Yes, the assembly part of it looks difficult to me. When I look at Arc or Lisp code I don't see any way to translate that to native code. Obviously has been done, I'm just not educated on such matters.
You have a good point about the reader, I should probably add that to my proposal. And writing it in Arc would be an interesting exercise.
And can't I trust CL about tail recursion? Most decent implementations do tail recursion, right? And can't I tell people to stay away from those that don't?
But suppose I can't trust CL to do tail recursion. What am I supposed to do about it?
> So would you use the existing (C/C++) implementation of Boehm GC? If so then doesn't that make this not completely implemented in Arc?
And neither is Linux completely implemented in C, and C compilers written in C are not completely implemented in C, because bits and pieces of the libraries they link their code to are written in assembly.
> Yes, the assembly part of it looks difficult to me. When I look at Arc or Lisp code I don't see any way to translate that to native code. Obviously has been done, I'm just not educated on such matters.
The Lambda the Lutimate papers are a good place to start if you're interested - they include some hand-written assembly code equivalents to Scheme/Lisp code, largely function calls and prefix/suffix. Given that the most basic axioms of Arc include (fn ...) and a function call syntax, this would be quite of interest.
> But suppose I can't trust CL to do tail recursion. What am I supposed to do about it?
"Yes, the assembly part of it looks difficult to me. When I look at Arc or Lisp code I don't see any way to translate that to native code. Obviously has been done, I'm just not educated on such matters."

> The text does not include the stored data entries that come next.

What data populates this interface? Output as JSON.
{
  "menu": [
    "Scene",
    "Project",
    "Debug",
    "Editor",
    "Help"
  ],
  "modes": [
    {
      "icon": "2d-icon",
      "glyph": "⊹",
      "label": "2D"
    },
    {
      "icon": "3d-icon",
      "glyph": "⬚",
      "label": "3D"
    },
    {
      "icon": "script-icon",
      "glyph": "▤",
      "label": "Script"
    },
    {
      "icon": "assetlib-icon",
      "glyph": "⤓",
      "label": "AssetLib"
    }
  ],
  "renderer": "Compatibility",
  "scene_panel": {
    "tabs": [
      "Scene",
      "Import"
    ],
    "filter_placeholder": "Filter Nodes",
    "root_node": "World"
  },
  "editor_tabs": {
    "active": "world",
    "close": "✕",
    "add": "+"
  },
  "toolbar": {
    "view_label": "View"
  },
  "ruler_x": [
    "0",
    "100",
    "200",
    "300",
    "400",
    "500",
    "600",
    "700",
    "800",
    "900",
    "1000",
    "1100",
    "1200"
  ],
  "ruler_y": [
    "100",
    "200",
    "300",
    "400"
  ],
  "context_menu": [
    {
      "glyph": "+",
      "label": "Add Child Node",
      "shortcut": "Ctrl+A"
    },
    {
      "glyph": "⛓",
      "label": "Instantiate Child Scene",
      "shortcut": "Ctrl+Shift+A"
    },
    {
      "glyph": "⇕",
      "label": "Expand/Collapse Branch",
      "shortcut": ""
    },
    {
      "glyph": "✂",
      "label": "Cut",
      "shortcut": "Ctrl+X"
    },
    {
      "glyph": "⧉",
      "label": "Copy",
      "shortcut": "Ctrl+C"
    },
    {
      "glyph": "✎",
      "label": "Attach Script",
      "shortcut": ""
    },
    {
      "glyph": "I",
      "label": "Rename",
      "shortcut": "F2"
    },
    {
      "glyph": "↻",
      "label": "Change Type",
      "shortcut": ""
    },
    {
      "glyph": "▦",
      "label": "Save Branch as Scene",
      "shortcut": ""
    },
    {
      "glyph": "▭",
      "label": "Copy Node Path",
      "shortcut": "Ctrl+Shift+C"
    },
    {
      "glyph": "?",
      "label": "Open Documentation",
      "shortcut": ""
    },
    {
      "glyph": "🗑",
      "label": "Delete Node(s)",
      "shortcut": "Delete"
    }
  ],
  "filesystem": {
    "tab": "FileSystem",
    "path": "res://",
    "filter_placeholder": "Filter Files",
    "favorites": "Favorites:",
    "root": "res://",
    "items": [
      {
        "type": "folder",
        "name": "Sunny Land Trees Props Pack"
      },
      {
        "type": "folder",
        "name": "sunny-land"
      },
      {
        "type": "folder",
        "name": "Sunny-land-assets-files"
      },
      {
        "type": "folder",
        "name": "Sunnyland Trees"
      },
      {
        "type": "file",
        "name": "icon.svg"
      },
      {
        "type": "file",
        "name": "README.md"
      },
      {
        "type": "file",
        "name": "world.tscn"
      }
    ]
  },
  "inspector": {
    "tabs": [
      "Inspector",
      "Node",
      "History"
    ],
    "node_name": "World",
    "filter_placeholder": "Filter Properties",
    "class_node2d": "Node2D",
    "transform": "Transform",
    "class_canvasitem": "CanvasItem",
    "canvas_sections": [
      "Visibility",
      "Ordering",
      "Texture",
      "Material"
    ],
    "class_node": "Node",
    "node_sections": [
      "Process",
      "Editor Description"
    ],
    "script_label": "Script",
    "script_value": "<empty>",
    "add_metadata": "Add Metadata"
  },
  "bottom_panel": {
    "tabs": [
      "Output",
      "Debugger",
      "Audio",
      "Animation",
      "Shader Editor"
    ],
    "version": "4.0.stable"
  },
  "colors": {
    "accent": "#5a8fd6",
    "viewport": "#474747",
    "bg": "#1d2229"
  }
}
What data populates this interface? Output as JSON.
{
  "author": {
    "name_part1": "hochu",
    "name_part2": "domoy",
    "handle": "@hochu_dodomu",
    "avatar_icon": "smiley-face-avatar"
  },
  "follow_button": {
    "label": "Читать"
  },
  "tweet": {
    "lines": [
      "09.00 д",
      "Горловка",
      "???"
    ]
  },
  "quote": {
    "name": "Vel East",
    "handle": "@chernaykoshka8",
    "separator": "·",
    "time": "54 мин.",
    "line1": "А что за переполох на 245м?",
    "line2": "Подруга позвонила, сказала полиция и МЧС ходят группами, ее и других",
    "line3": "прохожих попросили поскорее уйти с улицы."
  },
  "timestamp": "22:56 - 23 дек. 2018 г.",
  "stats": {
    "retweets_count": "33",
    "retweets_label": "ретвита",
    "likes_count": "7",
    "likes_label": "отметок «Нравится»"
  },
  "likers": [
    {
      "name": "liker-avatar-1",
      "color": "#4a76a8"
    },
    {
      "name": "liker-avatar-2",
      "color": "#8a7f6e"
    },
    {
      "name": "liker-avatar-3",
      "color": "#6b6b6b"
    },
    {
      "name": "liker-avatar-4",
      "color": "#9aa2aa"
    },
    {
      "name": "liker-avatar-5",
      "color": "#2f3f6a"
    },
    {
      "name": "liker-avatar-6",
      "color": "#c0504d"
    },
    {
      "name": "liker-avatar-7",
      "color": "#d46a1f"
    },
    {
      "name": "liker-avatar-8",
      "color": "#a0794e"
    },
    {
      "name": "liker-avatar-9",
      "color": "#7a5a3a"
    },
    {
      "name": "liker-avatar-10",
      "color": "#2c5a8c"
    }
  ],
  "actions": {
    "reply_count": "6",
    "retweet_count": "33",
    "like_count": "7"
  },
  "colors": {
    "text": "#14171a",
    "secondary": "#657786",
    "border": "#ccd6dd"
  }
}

I found a good link / tutorial about how to compile a subset of Scheme to C language. The compiler is about 800 lines of Gambit Scheme (blank lines included) and even deals with tail-recursion and continuations ! (well, that's based on the lambda papers...)
No GC, but you can use Boehm and have one for free.
I think I'll just say that CL-Arc is only compatible with the subset of CL implementation that do tail recursion. (Which happens to be all the implementations I would consider using anyways.)